La chapelle des Ursulines était remplie de monde ; chacun dans un recueillement profond attendait la venue d’une nouvelle vierge qui allait pour toujours se consacrer à son Dieu.

Soudain le silence fut interrompu, par les sons de l’orgue et en même temps une jeune fille, pâle et tremblante, vêtue de blanc, s’avança d’un pas lent vers l’autel.

À son approche, un frisson parcourut l’assemblée, en la voyant si jeune et si belle, avec ses habits de fête dont elle allait se dépouiller à jamais.

Un sentiment de tristesse s’empara de tous les cœurs lorsqu’elle s’agenouilla pour dire un adieu suprême au monde.

Deux religieuses s’approchèrent de Géraldine et firent tomber les fleurs qui ornaient sa tête, puis l’une d’elle souleva la chevelure de la jeune fille, qui se déroulait en boucles épaisses sur ses épaules ; et sous ses ciseaux, une mèche tomba.

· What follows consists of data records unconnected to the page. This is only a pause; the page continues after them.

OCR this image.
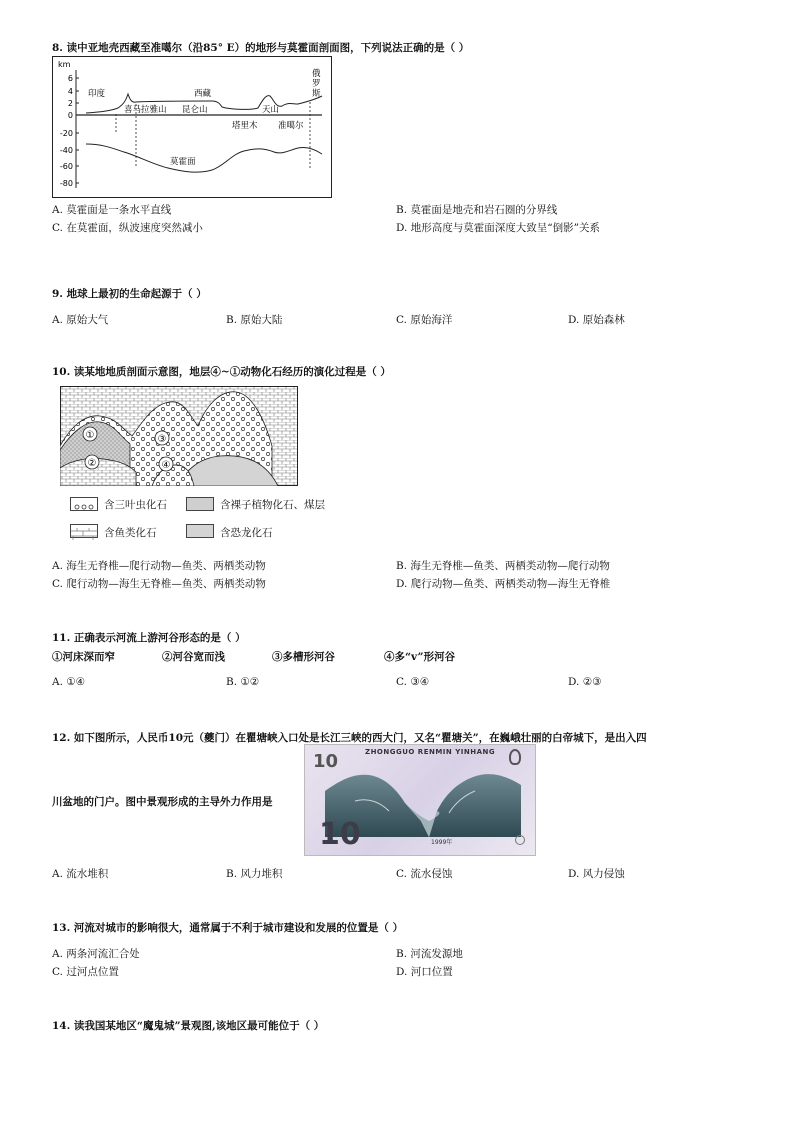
8. 读中亚地壳西藏至准噶尔（沿85° E）的地形与莫霍面剖面图，下列说法正确的是（ ）
km
6
4
2
0
-20
-40
-60
-80
印度	西藏
俄
罗
斯
喜马拉雅山 昆仑山	天山
塔里木 准噶尔
莫霍面
A. 莫霍面是一条水平直线	B. 莫霍面是地壳和岩石圈的分界线
C. 在莫霍面，纵波速度突然减小	D. 地形高度与莫霍面深度大致呈“倒影”关系
9. 地球上最初的生命起源于（ ）
A. 原始大气	B. 原始大陆	C. 原始海洋	D. 原始森林
10. 读某地地质剖面示意图，地层④~①动物化石经历的演化过程是（ ）
①
②
③
④
含三叶虫化石	含裸子植物化石、煤层
含鱼类化石	含恐龙化石
A. 海生无脊椎—爬行动物—鱼类、两栖类动物	B. 海生无脊椎—鱼类、两栖类动物—爬行动物
C. 爬行动物—海生无脊椎—鱼类、两栖类动物	D. 爬行动物—鱼类、两栖类动物—海生无脊椎
11. 正确表示河流上游河谷形态的是（ ）
①河床深而窄	②河谷宽而浅	③多槽形河谷	④多“v”形河谷
A. ①④	B. ①②	C. ③④	D. ②③
12. 如下图所示，人民币10元（夔门）在瞿塘峡入口处是长江三峡的西大门，又名“瞿塘关”，在巍峨壮丽的白帝城下，是出入四
川盆地的门户。图中景观形成的主导外力作用是
ZHONGGUO RENMIN YINHANG
10
10	1999年
A. 流水堆积	B. 风力堆积	C. 流水侵蚀	D. 风力侵蚀
13. 河流对城市的影响很大，通常属于不利于城市建设和发展的位置是（ ）
A. 两条河流汇合处	B. 河流发源地
C. 过河点位置	D. 河口位置
14. 读我国某地区“魔鬼城”景观图,该地区最可能位于（ ）
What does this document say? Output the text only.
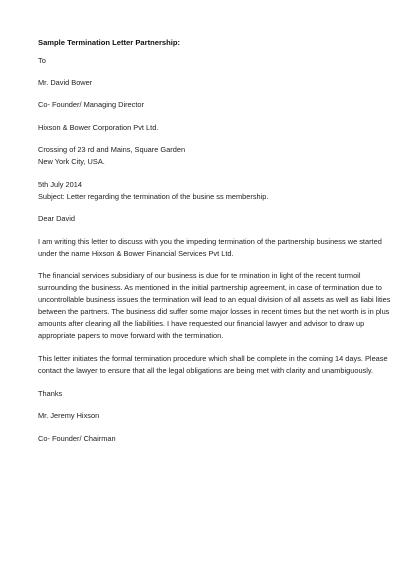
Sample Termination Letter Partnership:
To
Mr. David Bower
Co- Founder/ Managing Director
Hixson & Bower Corporation Pvt Ltd.
Crossing of 23 rd and Mains, Square Garden
New York City, USA.
5th July 2014
Subject: Letter regarding the termination of the busine ss membership.
Dear David
I am writing this letter to discuss with you the impeding termination of the partnership business we started
under the name Hixson & Bower Financial Services Pvt Ltd.
The financial services subsidiary of our business is due for te rmination in light of the recent turmoil
surrounding the business. As mentioned in the initial partnership agreement, in case of termination due to
uncontrollable business issues the termination will lead to an equal division of all assets as well as liabi lities
between the partners. The business did suffer some major losses in recent times but the net worth is in plus
amounts after clearing all the liabilities. I have requested our financial lawyer and advisor to draw up
appropriate papers to move forward with the termination.
This letter initiates the formal termination procedure which shall be complete in the coming 14 days. Please
contact the lawyer to ensure that all the legal obligations are being met with clarity and unambiguously.
Thanks
Mr. Jeremy Hixson
Co- Founder/ Chairman
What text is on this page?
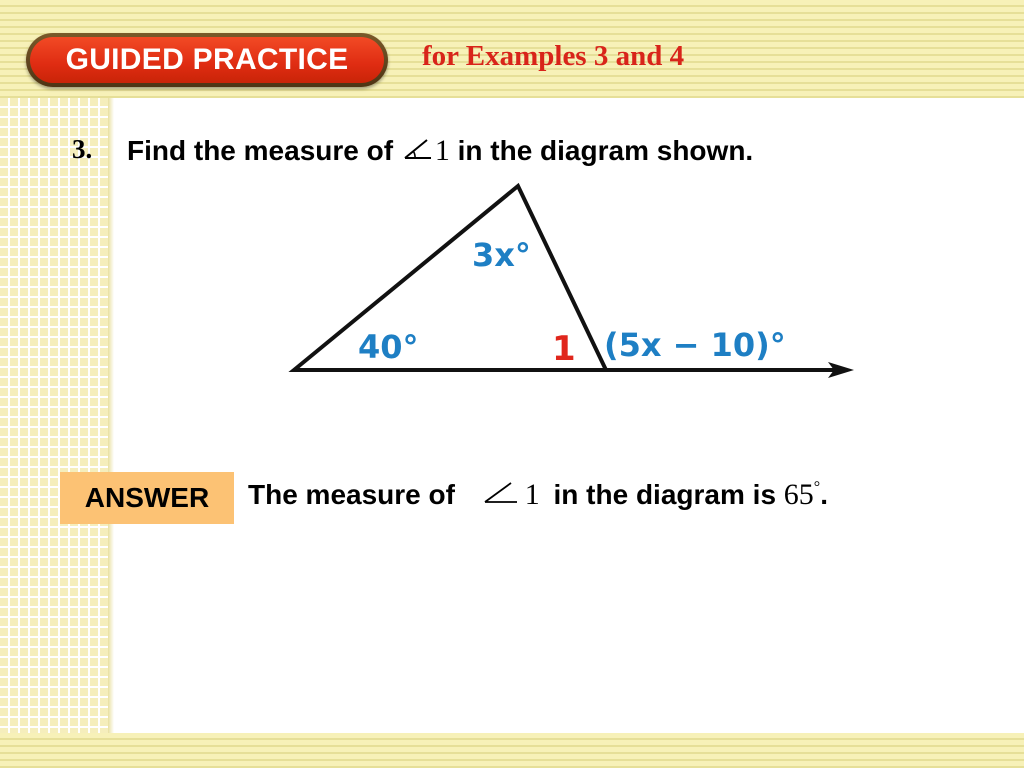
GUIDED PRACTICE	for Examples 3 and 4
3. Find the measure of 1 in the diagram shown.
3x°
40°	1 (5x − 10)°
ANSWER	The measure of 1 in the diagram is 65°.
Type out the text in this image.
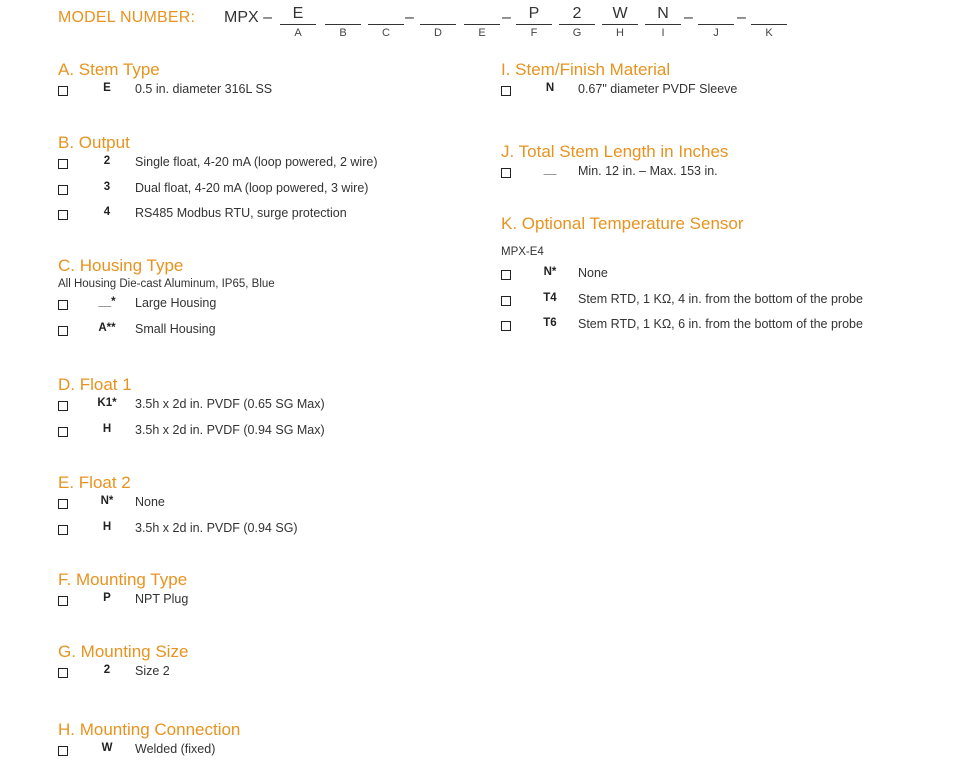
MODEL NUMBER: MPX –	E
A	B	C
–
D	E
–	P
F
2
G
W
H
N
I
–
J
–
K
A. Stem Type
E	0.5 in. diameter 316L SS
B. Output
2	Single float, 4-20 mA (loop powered, 2 wire)
3	Dual float, 4-20 mA (loop powered, 3 wire)
4	RS485 Modbus RTU, surge protection
C. Housing Type
All Housing Die-cast Aluminum, IP65, Blue
__*	Large Housing
A**	Small Housing
D. Float 1
K1*	3.5h x 2d in. PVDF (0.65 SG Max)
H	3.5h x 2d in. PVDF (0.94 SG Max)
E. Float 2
N*	None
H	3.5h x 2d in. PVDF (0.94 SG)
F. Mounting Type
P	NPT Plug
G. Mounting Size
2	Size 2
H. Mounting Connection
W	Welded (fixed)
I. Stem/Finish Material
N	0.67" diameter PVDF Sleeve
J. Total Stem Length in Inches
__	Min. 12 in. – Max. 153 in.
K. Optional Temperature Sensor
MPX-E4
N*	None
T4	Stem RTD, 1 KΩ, 4 in. from the bottom of the probe
T6	Stem RTD, 1 KΩ, 6 in. from the bottom of the probe
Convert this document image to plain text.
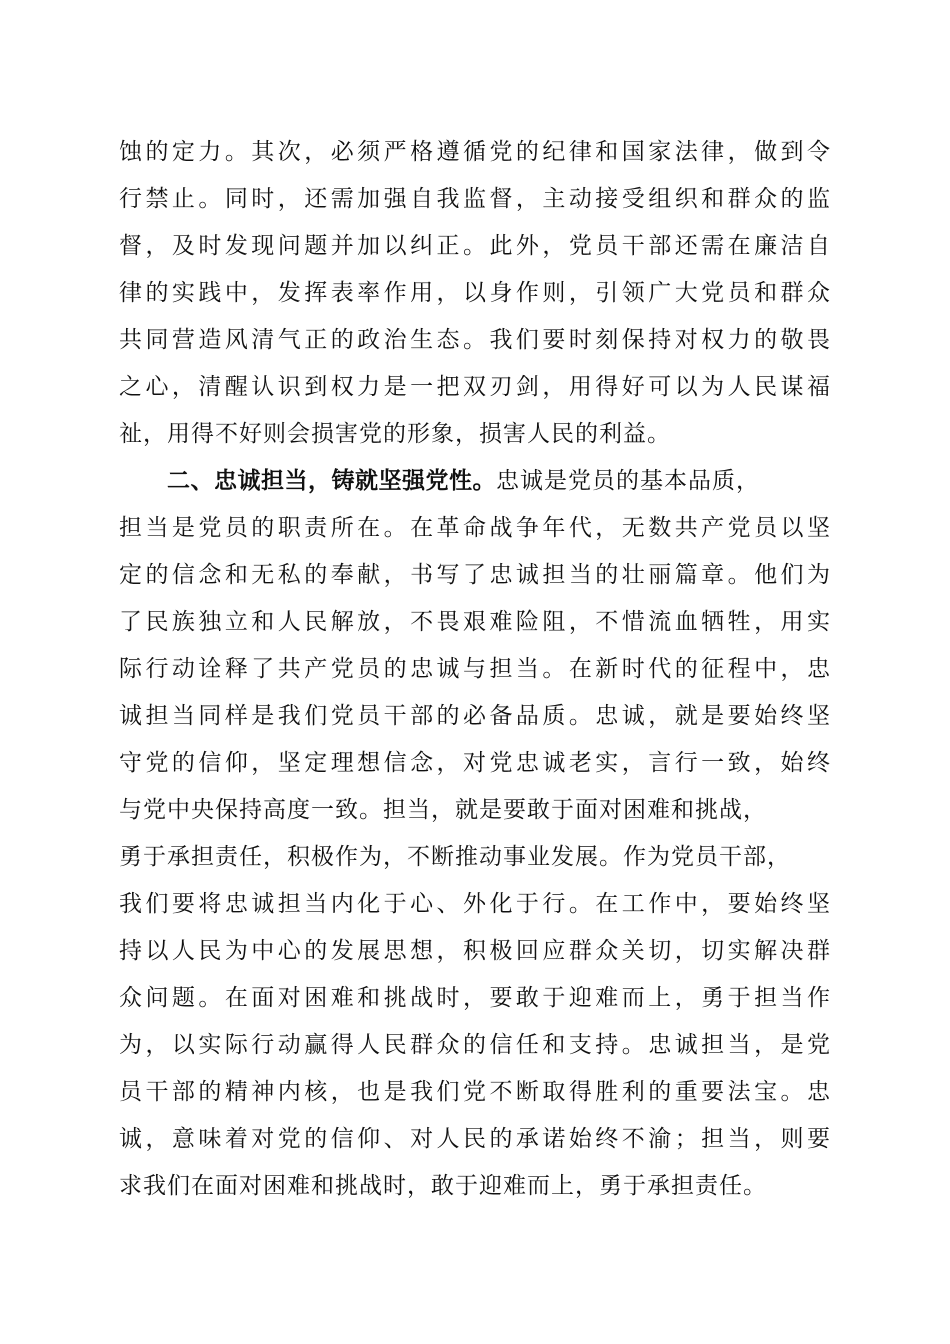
蚀的定力。其次，必须严格遵循党的纪律和国家法律，做到令
行禁止。同时，还需加强自我监督，主动接受组织和群众的监
督，及时发现问题并加以纠正。此外，党员干部还需在廉洁自
律的实践中，发挥表率作用，以身作则，引领广大党员和群众
共同营造风清气正的政治生态。我们要时刻保持对权力的敬畏
之心，清醒认识到权力是一把双刃剑，用得好可以为人民谋福
祉，用得不好则会损害党的形象，损害人民的利益。
二、忠诚担当，铸就坚强党性。忠诚是党员的基本品质，
担当是党员的职责所在。在革命战争年代，无数共产党员以坚
定的信念和无私的奉献，书写了忠诚担当的壮丽篇章。他们为
了民族独立和人民解放，不畏艰难险阻，不惜流血牺牲，用实
际行动诠释了共产党员的忠诚与担当。在新时代的征程中，忠
诚担当同样是我们党员干部的必备品质。忠诚，就是要始终坚
守党的信仰，坚定理想信念，对党忠诚老实，言行一致，始终
与党中央保持高度一致。担当，就是要敢于面对困难和挑战，
勇于承担责任，积极作为，不断推动事业发展。作为党员干部，
我们要将忠诚担当内化于心、外化于行。在工作中，要始终坚
持以人民为中心的发展思想，积极回应群众关切，切实解决群
众问题。在面对困难和挑战时，要敢于迎难而上，勇于担当作
为，以实际行动赢得人民群众的信任和支持。忠诚担当，是党
员干部的精神内核，也是我们党不断取得胜利的重要法宝。忠
诚，意味着对党的信仰、对人民的承诺始终不渝；担当，则要
求我们在面对困难和挑战时，敢于迎难而上，勇于承担责任。
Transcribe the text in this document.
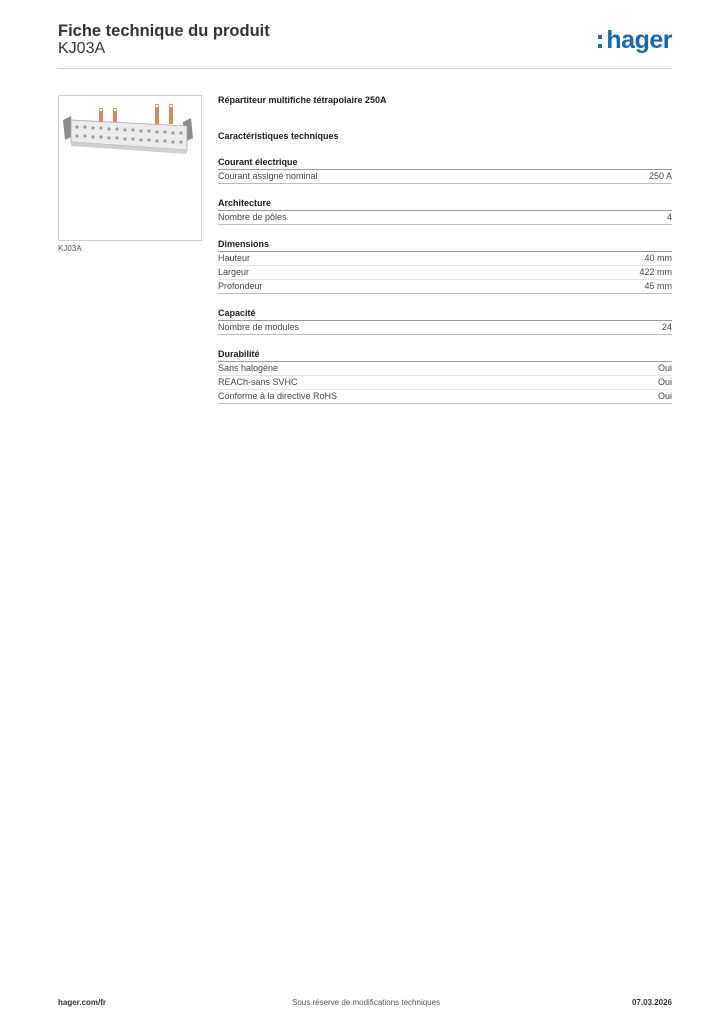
Fiche technique du produit
KJ03A	hager
KJ03A
Répartiteur multifiche tétrapolaire 250A
Caractéristiques techniques
Courant électrique
Courant assigné nominal	250 A
Architecture
Nombre de pôles	4
Dimensions
Hauteur	40 mm
Largeur	422 mm
Profondeur	45 mm
Capacité
Nombre de modules	24
Durabilité
Sans halogène	Oui
REACh-sans SVHC	Oui
Conforme à la directive RoHS	Oui
hager.com/fr	Sous réserve de modifications techniques	07.03.2026
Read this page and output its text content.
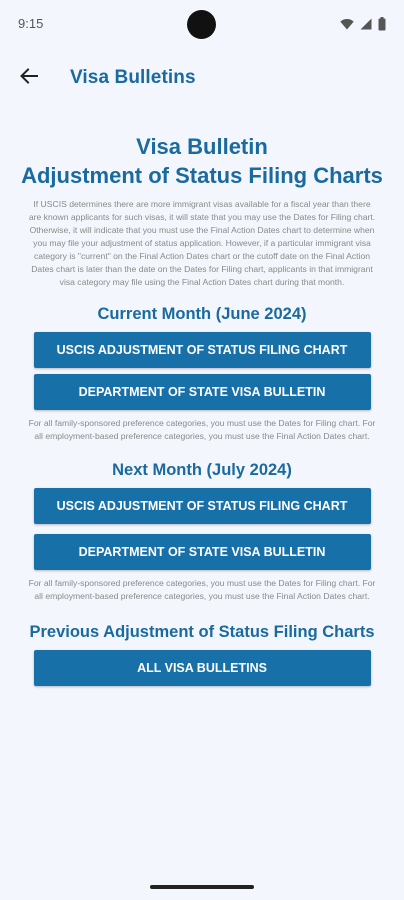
9:15
Visa Bulletins
Visa Bulletin
Adjustment of Status Filing Charts

If USCIS determines there are more immigrant visas available for a fiscal year than there are known applicants for such visas, it will state that you may use the Dates for Filing chart. Otherwise, it will indicate that you must use the Final Action Dates chart to determine when you may file your adjustment of status application. However, if a particular immigrant visa category is "current" on the Final Action Dates chart or the cutoff date on the Final Action Dates chart is later than the date on the Dates for Filing chart, applicants in that immigrant visa category may file using the Final Action Dates chart during that month.

Current Month (June 2024)
USCIS ADJUSTMENT OF STATUS FILING CHART
DEPARTMENT OF STATE VISA BULLETIN

For all family-sponsored preference categories, you must use the Dates for Filing chart. For all employment-based preference categories, you must use the Final Action Dates chart.

Next Month (July 2024)
USCIS ADJUSTMENT OF STATUS FILING CHART
DEPARTMENT OF STATE VISA BULLETIN

For all family-sponsored preference categories, you must use the Dates for Filing chart. For all employment-based preference categories, you must use the Final Action Dates chart.

Previous Adjustment of Status Filing Charts
ALL VISA BULLETINS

Un sanglot se fit entendre ; c’était Madeleine qui pleurait.

Agenouillée près d’elle, une jeune religieuse avait aussi porté son mouchoir à ses yeux.

— Mon Dieu, murmura-t-elle, faites que comme moi, la pauvre enfant, trouve la paix de son âme dans ce sanctuaire.

Déjà les fatals ciseaux se rouvraient de nouveaux, lorsque soudain la porte s’ouvrit et un jeune homme s’avança vers l’autel, mais à peine avait-il aperçu Mlle Auricourt, qu’un cri perçant retentit sous la voute silencieuse.

Géraldine ! !

À cet appel, une autre voix répondit, suivit d’un gémissement plaintif.

Robert ! !

Et notre héroïne s’évanouit.

La religieuse, dont nous venons de parler, s’élança vers elle et la reçut dans ses bras.

Tout le monde se leva, l’émotion était à son comble, mais les religieuses firent immédiatement transporter Mlle Auricourt, dans un appartement voisin, où personne ne fut admis.

Tous se retirèrent à l’exception de Robert.

— Laissez-moi entrer, disait-il, il faut que je voie Mlle Auricourt.

— Impossible, répondit la tourière, c’est contre le règlement.

— Il le faut, il le faut, répétait M. de Marville, je ne puis partir sans l’avoir vue ; je demeurerai ici jusqu’à demain si vous me refusez. Allez prévenir la supérieure qu’il faut que je lui parle.

— La supérieure est malade et ne peut recevoir personne.

— Alors celle qui la remplace.

La tourière hésita, mais voyant l’anxiété qui se peignait sur les traits de jeune homme, elle consentit à lui accorder ce qu’il sollicitait.

Au bout de cinq minutes, elle revint accompagnée de la religieuse qui avait secouru Géraldine.

Robert s’avança vers elle ; mais il s’arrêta soudain stupéfait ; interdit.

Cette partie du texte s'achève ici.